IntLIM::OutputData(inputData=inputDatafilt,filename="~/FilteredData.zip")
OutputResults(inputResults=myres,filename="~/MyResults.csv")

ShinyApp User Interface

A Shiny App embedded in the package provides a user friendly interface for running IntLim (https://shiny.rstudio.com). This can be run by calling runIntLIMApp() below.

    runIntLIMApp()

References

Siddiqui JK, Baskin E, Liu M, Cantemir-Stone CZ, Zhang B, Bonneville R, McElroy JP, Coombes KR, Mathé EA. IntLIM: integration using linear models of metabolomics and gene expression data. BMC bioinformatics. 2018 Dec;19(1):81.

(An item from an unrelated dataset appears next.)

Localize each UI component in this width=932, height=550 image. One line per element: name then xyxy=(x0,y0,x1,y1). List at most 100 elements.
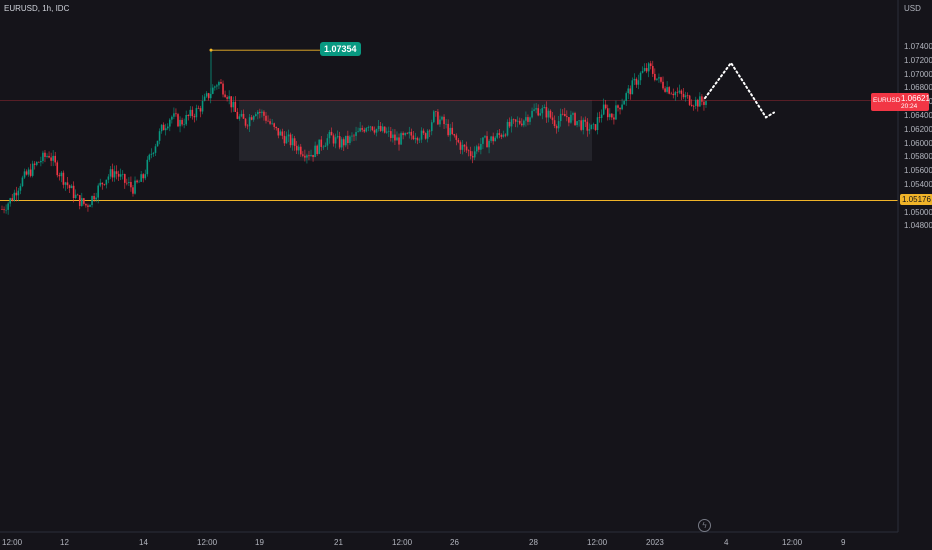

Hernandez-Ferrer, C., et al. MultiDataSet: an R package for encapsulating multiple data sets with application to omic data integration. BMC bioinformatics 2017;18(1):36.

Sievert, C., et al. plotly: Create Interactive Web Graphics via’plotly. js’. 2016. R package version 3.6. 0. In.

Wickham, H. and Chang, W. devtools: Tools to make developing R code easier. R package version 2015;1(0).